Artéphile réunit, comme chaque année, sa programmation autour d’un thème. En 2018, les 16 spectacles se relieront sous le signe de l’ « Entropie. Sommes-nous source de dysfonctionnement ou de déséquilibre ? » Grave question, sujet tant physique que philosophique, qu’il ne faudra certainement pas prendre au pied de la lettre pour apprécier Mon grand-père, texte de Valérie Mréjen (1999), mis en scène par Dag Jeanneret (Cie In Situ) et merveilleusement interprété par Stéphanie Marc (à lire sur https://www.journalzibeline.fr//?s=mon+grand-p%C3%A8re). L’auteure livre ses souvenirs familiaux dans un style faussement plat. Pas de sentimentalisme (et pourtant, la vie n’est pas simple dans cette famille des années 70, où suicides et trahisons se disputent la vedette), des phrases tellement neutres qu’elles provoquent le rire, une retenue qui interloque, et tout vole en éclat. Du Nord au Sud, récit d’une expérience s’appuie sur un travail mené en 2014 avec les lycéens de deux établissements marseillais situés aux antipodes sociaux de la ville. Il y avait eu des questions (la géographie, la frontière), des rencontres, puis un spectacle conçu avec les élèves. Wilma Lévy revient sur cette expérience, et rejoue tous les personnages. Théâtre documentaire et polyphonique, mise en scène inventive (à lire https://www.journalzibeline.fr//critique/la-transmission-mise-en-questions/). À noter aussi les lectures de textes inédits et présentation de travaux en cours, la lecture de Pistou, récit d’adolescence de et par Amélie Chamoux, Cie Le Pas de l’oiseau.
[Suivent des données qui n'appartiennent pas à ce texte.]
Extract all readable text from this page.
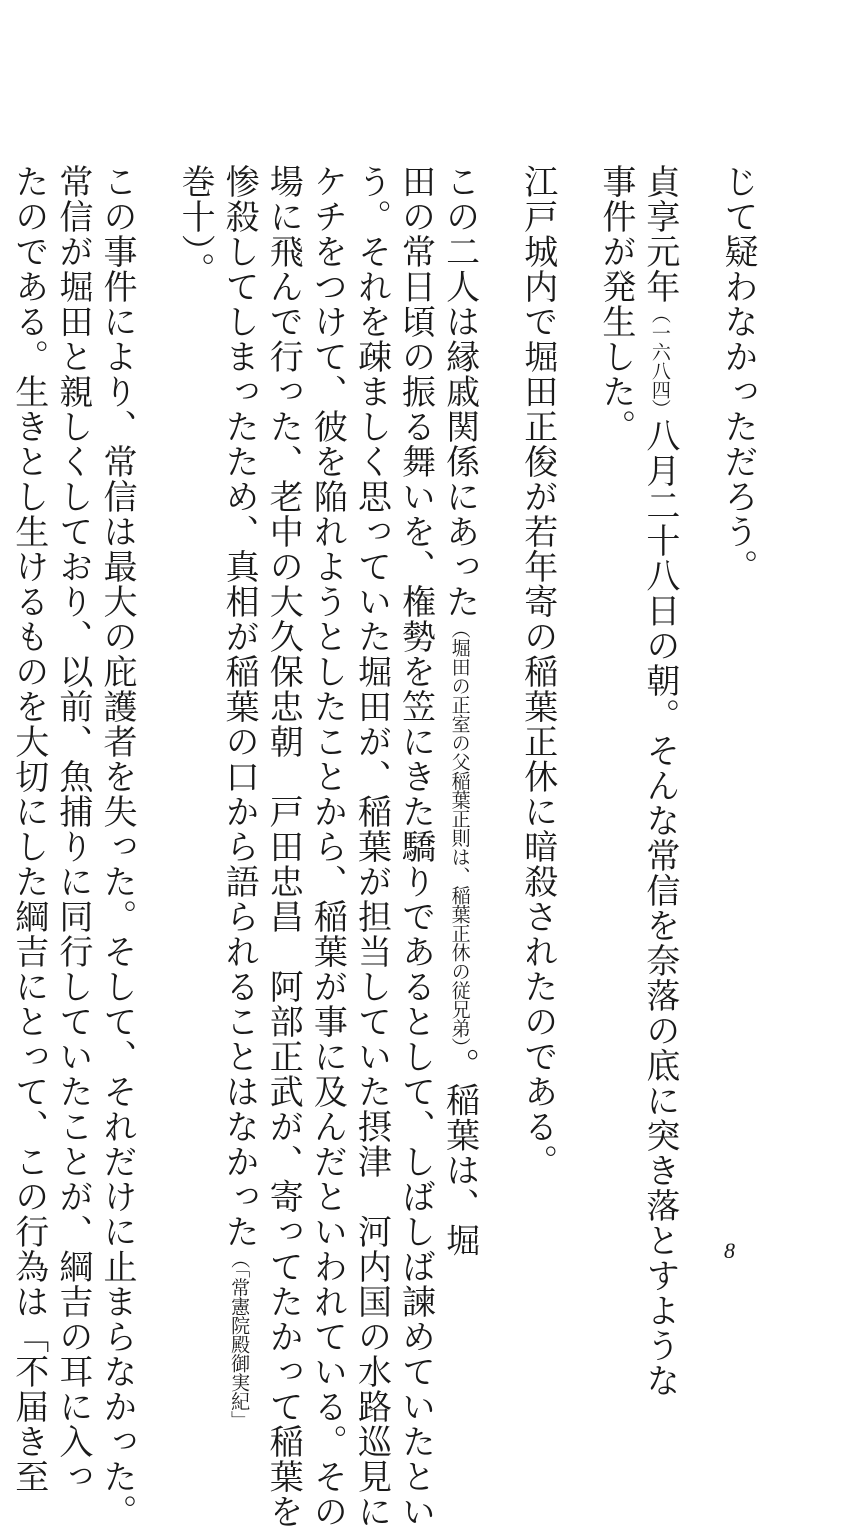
じて疑わなかっただろう。
貞享元年（一六八四）八月二十八日の朝。そんな常信を奈落の底に突き落とすような
事件が発生した。
江戸城内で堀田正俊が若年寄の稲葉正休に暗殺されたのである。
この二人は縁戚関係にあった（堀田の正室の父稲葉正則は、稲葉正休の従兄弟）。稲葉は、堀
田の常日頃の振る舞いを、権勢を笠にきた驕りであるとして、しばしば諫めていたとい
う。それを疎ましく思っていた堀田が、稲葉が担当していた摂津　河内国の水路巡見に
ケチをつけて、彼を陥れようとしたことから、稲葉が事に及んだといわれている。その
場に飛んで行った、老中の大久保忠朝　戸田忠昌　阿部正武が、寄ってたかって稲葉を
惨殺してしまったため、真相が稲葉の口から語られることはなかった（「常憲院殿御実紀」
巻十）。
この事件により、常信は最大の庇護者を失った。そして、それだけに止まらなかった。
常信が堀田と親しくしており、以前、魚捕りに同行していたことが、綱吉の耳に入っ
たのである。生きとし生けるものを大切にした綱吉にとって、この行為は「不届き至	8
Haut lieu du Off, La Manufacture élargit encore son champ d’influence cette année, avec deux sites supplémentaires : le Château de Saint Chamand et l’École supérieure d’Art. L’offre est pléthorique, entre théâtre, danse, clown, performance, art numérique, la programmation propose 40 rendez-vous… Un festival dans le festival. Alors On n’aura pas le temps de tout dire (création, Cie L’Interlude T/O, théâtre musical, journal d’un acteur clown, ou l’inverse), mais arrêtons-nous sur la proposition de Joris Mathieu, du Théâtre Nouvelle Génération. Artefact est un spectacle sans humain, rencontre avec l’intelligence artificielle. Imprimante 3D, bras mécanique rejouant Shakespeare, spectateurs mués en acteurs véritables de notre monde à venir.

Le Théâtre des Halles poursuit sa mission de vecteur de spectacle vivant, portée par son directeur Alain Timár, qui propose deux créations personnelles parmi les 14 pièces de la cuvée 2018 : Lettre à un soldat d’Allah, chronique d’un monde désorienté, de Karim Akouche, (avec Raouf Raïs), et Les carnets d’un acteur, d’après deux textes de Dostoïevski, où le théâtre transcende l’actualité et les conflits intérieurs. Belle quintessence d’un théâtre politique et intime, Convulsions, de Hakim Bah (Prix RFI théâtre 2016), mis en scène par Frédéric Fisbach. Le mythe des Atrides, traversé par tests ADN et demande de visas pour l’Amérique. Par L’ensemble Atopique II.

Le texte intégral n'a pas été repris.